Turning words into pictures
Denoising random static is neat, but you want a corgi-astronaut on demand. That’s conditioning. During training, the model also sees a text description (encoded by a language model) alongside each image, learning to denoise in a direction that matches the words. At generation time, your prompt steers every denoising step toward “corgi” and away from “spaghetti.”
The other breakthrough was efficiency. Running diffusion on full 512×512 pixel images is brutally expensive. Latent diffusion — the basis of Stable Diffusion — first compresses images into a small latent space (a 64×64 representation) using a VAE, runs the entire noisy-to-clean dance there, then decodes back to full resolution. Same idea, a fraction of the compute.

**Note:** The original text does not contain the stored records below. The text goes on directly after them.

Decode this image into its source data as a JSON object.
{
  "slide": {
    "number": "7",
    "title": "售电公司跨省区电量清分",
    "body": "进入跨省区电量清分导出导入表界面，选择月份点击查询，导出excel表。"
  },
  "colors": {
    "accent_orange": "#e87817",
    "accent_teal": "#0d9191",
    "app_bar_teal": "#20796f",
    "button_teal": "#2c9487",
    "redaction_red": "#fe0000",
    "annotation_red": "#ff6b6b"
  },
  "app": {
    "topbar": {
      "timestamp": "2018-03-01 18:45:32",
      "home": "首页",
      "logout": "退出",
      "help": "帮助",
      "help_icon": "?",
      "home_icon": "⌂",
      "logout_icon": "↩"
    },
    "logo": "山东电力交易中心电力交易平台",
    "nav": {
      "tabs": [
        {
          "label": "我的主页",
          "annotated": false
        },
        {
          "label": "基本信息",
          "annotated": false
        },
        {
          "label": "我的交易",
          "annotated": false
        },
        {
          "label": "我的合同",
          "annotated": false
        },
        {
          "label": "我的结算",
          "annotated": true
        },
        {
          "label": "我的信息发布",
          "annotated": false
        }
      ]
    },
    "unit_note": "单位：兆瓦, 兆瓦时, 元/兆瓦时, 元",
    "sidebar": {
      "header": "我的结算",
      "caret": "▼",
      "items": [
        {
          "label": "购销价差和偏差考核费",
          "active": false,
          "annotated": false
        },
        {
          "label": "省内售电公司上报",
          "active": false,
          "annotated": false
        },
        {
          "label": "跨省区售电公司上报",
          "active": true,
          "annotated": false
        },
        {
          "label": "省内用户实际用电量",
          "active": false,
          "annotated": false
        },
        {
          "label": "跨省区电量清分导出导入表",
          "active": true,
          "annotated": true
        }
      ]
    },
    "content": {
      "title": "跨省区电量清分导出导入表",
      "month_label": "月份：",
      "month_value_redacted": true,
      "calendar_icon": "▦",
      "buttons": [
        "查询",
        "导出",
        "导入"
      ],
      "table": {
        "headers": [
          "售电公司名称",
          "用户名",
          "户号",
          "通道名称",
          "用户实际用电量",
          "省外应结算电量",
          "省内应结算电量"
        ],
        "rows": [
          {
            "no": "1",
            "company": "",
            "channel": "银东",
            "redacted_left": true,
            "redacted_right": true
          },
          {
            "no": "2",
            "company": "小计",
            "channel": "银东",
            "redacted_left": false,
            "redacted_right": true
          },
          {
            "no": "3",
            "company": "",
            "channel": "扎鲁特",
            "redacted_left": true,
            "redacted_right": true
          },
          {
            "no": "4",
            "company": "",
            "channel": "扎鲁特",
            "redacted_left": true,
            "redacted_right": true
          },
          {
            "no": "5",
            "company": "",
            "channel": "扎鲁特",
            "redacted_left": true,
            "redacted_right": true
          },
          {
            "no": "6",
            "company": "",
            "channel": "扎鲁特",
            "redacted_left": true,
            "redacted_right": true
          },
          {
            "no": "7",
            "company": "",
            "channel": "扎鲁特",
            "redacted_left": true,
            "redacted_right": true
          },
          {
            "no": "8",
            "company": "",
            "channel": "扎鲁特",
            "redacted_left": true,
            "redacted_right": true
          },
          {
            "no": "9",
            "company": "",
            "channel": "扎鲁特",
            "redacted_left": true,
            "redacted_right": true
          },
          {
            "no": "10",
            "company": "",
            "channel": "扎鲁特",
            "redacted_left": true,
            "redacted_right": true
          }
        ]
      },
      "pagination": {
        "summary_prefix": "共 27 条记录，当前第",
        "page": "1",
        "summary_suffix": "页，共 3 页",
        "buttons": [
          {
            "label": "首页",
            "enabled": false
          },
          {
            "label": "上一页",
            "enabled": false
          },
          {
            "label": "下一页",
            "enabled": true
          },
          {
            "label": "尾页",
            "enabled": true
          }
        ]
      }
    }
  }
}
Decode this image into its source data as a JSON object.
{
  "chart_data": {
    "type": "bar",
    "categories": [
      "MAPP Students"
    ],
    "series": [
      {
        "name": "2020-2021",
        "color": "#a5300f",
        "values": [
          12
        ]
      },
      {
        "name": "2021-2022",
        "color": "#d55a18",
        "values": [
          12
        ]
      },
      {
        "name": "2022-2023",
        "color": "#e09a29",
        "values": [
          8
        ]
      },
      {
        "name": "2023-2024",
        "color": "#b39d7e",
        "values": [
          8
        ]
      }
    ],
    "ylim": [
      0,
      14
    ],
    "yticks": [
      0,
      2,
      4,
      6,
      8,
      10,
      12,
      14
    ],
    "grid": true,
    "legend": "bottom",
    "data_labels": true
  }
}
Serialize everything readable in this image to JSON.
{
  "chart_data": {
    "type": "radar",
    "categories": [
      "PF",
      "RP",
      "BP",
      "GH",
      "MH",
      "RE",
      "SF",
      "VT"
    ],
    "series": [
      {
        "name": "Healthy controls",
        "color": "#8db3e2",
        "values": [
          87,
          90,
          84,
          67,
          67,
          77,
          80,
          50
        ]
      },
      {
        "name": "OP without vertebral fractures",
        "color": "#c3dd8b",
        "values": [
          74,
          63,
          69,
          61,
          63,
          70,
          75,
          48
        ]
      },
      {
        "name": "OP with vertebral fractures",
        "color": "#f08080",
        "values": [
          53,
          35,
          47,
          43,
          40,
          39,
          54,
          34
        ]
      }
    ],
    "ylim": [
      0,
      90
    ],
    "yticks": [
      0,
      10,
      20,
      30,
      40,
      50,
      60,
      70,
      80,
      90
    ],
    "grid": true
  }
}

This is why Stable Diffusion can run on a decent gaming GPU instead of a data centre.
The catch: speed
There’s no free lunch. Because diffusion generates by iterating — sometimes 50 steps, historically up to 1,000 — it’s inherently slower than a GAN, which produces an image in a single forward pass. Much of the field’s recent work is about shrinking that step count: distillation and consistency models now squeeze decent images out of 1–4 steps, closing the speed gap fast.
The takeaway
Next time an image generator dazzles you, remember the actual recipe: systematically add noise, then train a network to reverse it, one small step at a time. If you’re building with these tools, three rules of thumb pay off:
- Reach for latent diffusion (Stable Diffusion-style) when compute matters — it’s the difference between a laptop and a server farm.
- Treat sampling steps as a quality/speed dial. More steps, sharper image, slower output. Start around 20–30 and tune from there.
- Your prompt is the conditioning signal that bends every denoising step — vague words give the model too much freedom, so be specific.
Creation, it turns out, is just destruction played in reverse — very carefully, and with excellent taste.